We have a vivid picture of this from our Old Testament prophet Jeremiah reading today. He gives us this same teaching but interpreted with a green thumb. He says “Thus says the Lord: “Cursed is the man who trusts in man and makes flesh his strength, whose heart turns away from the Lord. He is like a shrub in the desert, and shall not see any good come. He shall dwell in the parched places of the wilderness, in an uninhabited salt land” (17:5-6). Trusting in people. Trusting in our own strength and abilities. Hearts that are not turned toward the Lord of Life. This is a dry and parched shrub in an alkali flat! We’ve all seen that, a lonely, little dead bush on the prairie. Hope and life are all but dried up in that thirsty, drought ridden wasteland. It is a vivid image of the Way of Death.
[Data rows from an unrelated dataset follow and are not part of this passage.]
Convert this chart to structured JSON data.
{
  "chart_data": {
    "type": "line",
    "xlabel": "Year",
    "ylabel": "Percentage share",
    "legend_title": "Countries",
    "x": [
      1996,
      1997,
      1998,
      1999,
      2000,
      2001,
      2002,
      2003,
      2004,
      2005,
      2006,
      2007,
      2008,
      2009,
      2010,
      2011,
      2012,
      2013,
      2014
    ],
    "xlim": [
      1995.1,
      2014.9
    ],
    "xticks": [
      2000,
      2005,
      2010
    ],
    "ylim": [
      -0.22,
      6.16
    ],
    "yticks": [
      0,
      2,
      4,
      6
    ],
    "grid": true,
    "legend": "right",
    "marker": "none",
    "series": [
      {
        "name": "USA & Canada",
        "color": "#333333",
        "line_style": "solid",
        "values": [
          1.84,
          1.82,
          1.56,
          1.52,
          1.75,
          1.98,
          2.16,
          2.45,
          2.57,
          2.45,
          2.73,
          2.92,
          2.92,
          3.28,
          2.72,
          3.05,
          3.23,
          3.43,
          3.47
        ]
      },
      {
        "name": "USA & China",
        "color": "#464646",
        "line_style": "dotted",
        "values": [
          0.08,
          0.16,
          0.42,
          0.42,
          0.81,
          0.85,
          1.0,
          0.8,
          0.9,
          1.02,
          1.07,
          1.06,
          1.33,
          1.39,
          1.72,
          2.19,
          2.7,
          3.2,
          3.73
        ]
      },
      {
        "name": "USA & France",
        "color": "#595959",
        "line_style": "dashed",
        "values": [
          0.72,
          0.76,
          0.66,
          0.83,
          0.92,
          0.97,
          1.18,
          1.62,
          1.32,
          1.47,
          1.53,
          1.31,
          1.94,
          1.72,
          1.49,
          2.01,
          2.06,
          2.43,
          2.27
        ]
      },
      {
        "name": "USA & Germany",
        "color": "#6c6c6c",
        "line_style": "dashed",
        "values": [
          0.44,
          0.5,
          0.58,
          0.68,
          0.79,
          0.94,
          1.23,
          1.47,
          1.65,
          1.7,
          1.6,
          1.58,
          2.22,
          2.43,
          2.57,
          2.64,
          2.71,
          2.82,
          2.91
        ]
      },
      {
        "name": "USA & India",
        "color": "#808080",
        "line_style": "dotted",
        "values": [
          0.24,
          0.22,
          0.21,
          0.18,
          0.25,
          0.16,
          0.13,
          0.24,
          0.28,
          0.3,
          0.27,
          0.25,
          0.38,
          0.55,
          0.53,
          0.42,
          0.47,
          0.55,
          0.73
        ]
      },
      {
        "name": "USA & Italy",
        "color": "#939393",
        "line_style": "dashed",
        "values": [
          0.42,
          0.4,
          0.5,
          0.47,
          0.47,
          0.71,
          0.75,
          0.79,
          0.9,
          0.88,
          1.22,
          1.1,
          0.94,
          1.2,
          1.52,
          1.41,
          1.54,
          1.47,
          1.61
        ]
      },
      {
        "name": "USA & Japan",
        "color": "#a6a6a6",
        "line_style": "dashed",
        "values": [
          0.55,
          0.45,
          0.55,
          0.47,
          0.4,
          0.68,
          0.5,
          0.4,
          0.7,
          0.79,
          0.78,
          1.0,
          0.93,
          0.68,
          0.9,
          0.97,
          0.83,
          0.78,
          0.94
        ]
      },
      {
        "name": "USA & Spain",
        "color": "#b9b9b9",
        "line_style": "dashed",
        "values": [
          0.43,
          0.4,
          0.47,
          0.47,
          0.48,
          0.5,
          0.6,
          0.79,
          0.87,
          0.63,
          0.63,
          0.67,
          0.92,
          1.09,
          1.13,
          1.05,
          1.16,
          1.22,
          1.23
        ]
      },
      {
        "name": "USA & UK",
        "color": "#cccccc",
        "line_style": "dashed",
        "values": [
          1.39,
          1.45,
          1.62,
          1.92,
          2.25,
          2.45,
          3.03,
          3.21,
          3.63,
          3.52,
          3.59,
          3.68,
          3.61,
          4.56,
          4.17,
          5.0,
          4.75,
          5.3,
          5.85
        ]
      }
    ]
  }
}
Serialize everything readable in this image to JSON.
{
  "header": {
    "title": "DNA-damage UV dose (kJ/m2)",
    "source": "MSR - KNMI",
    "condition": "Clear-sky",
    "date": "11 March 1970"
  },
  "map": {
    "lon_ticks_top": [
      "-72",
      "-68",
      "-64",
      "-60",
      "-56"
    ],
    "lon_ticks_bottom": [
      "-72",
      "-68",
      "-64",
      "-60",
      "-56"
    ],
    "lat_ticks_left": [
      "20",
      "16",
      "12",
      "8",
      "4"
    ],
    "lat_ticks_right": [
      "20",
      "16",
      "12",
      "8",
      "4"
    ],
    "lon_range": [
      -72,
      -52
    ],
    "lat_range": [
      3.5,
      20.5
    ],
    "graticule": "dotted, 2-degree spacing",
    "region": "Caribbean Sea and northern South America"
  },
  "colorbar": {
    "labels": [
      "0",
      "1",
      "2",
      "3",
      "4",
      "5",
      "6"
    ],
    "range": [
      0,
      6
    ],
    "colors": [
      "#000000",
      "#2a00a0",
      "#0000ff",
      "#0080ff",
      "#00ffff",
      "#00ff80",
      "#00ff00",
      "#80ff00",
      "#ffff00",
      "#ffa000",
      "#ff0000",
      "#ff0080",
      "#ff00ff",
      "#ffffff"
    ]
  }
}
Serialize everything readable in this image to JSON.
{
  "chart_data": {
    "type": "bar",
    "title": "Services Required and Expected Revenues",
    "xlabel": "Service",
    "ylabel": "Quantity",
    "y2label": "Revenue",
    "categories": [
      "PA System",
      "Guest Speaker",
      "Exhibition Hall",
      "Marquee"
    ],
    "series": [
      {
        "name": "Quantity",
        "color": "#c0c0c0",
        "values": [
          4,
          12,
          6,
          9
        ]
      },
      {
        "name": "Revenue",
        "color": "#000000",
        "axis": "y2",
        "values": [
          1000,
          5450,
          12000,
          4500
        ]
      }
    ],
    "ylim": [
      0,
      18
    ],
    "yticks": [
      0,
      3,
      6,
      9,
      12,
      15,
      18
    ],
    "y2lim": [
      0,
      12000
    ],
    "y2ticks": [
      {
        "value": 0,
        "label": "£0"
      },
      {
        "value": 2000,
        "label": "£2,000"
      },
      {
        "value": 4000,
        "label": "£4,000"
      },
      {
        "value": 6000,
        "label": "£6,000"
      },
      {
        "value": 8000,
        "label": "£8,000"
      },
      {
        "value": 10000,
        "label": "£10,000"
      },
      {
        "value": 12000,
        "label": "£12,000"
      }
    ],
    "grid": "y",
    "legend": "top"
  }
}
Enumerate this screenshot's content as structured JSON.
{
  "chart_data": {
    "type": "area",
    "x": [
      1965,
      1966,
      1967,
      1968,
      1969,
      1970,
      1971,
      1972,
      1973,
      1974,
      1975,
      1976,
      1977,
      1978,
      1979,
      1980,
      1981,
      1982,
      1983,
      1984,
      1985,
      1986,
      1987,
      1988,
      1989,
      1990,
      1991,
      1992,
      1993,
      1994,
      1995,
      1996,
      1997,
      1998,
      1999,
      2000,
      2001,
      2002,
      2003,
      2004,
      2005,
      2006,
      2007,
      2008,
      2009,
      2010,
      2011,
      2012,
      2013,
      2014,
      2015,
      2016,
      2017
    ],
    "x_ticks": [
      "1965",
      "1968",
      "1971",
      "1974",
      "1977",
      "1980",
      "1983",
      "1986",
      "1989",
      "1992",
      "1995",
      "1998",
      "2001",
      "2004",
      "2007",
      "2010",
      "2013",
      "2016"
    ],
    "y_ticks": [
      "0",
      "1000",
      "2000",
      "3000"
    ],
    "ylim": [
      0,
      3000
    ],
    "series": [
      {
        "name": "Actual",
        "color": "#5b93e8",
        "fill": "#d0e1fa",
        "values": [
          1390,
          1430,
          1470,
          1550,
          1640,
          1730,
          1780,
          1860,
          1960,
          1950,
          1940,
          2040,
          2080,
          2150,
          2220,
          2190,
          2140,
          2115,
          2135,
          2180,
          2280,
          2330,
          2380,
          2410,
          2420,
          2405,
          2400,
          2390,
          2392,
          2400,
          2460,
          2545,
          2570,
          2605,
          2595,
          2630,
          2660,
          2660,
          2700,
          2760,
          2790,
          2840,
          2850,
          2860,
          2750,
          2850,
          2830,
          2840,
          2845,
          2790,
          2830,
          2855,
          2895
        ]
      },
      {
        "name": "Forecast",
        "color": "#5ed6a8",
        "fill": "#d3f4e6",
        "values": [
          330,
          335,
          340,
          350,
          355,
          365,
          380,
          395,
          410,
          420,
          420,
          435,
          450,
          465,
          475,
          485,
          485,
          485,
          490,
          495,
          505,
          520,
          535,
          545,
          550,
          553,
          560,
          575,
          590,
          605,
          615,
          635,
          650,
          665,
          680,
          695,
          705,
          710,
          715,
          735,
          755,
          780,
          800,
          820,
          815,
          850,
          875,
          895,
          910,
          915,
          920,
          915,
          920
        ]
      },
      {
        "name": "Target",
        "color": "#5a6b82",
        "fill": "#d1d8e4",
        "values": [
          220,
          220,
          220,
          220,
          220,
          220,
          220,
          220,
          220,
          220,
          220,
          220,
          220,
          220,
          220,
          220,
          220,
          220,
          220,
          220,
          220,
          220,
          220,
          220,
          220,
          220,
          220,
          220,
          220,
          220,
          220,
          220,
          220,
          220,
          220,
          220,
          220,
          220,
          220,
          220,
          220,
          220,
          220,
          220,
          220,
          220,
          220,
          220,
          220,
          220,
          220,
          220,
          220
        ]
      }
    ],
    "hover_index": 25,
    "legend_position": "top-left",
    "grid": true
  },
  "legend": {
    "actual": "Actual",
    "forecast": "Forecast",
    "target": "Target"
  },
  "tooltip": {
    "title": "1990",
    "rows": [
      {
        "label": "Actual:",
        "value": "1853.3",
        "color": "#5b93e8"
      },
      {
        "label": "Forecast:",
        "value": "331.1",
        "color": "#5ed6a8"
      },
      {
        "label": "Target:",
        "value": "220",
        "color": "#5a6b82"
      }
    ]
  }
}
On the other hand, the person who hopes and trusts in the Lord and leans not on his own understanding is like a tree whose roots go down deep into a stream of water. “Blessed is the man who trusts in the Lord, whose trust is the Lord. He is like a tree planted by water, that sends out its roots by the stream, and does not fear when heat comes, for its leaves remain green, and is not anxious in the year of drought, for it does not cease to bear fruit” (Jer 17:7-8). Even when heat comes and the droughts come, it’s leaves are always green and it continually bears good fruit.
What Jeremiah means here and what Christ our Lord preaches is perspective. Having a heavenly perspective in the midst of earthly struggles. Being filled with heavenly light though we walk in earthly darkness. Hard times, hardships, struggles, persecutions, the wasteland of sin and the drought of persecution, despite it all, we trust in the Lord remaining faithful to Him and His promises to us. The Living Water of our Baptism daily comforts us and refreshes us with God’s promise of forgiveness, life and salvation. The manna in our wilderness, the Lord’s Word and His Supper, fills us with His own strength and power in His body and blood to speed us along on our journey walking in His ways, walking to our Heavenly home by faith. Truly blessed is the man who trusts in the Lord. Amen!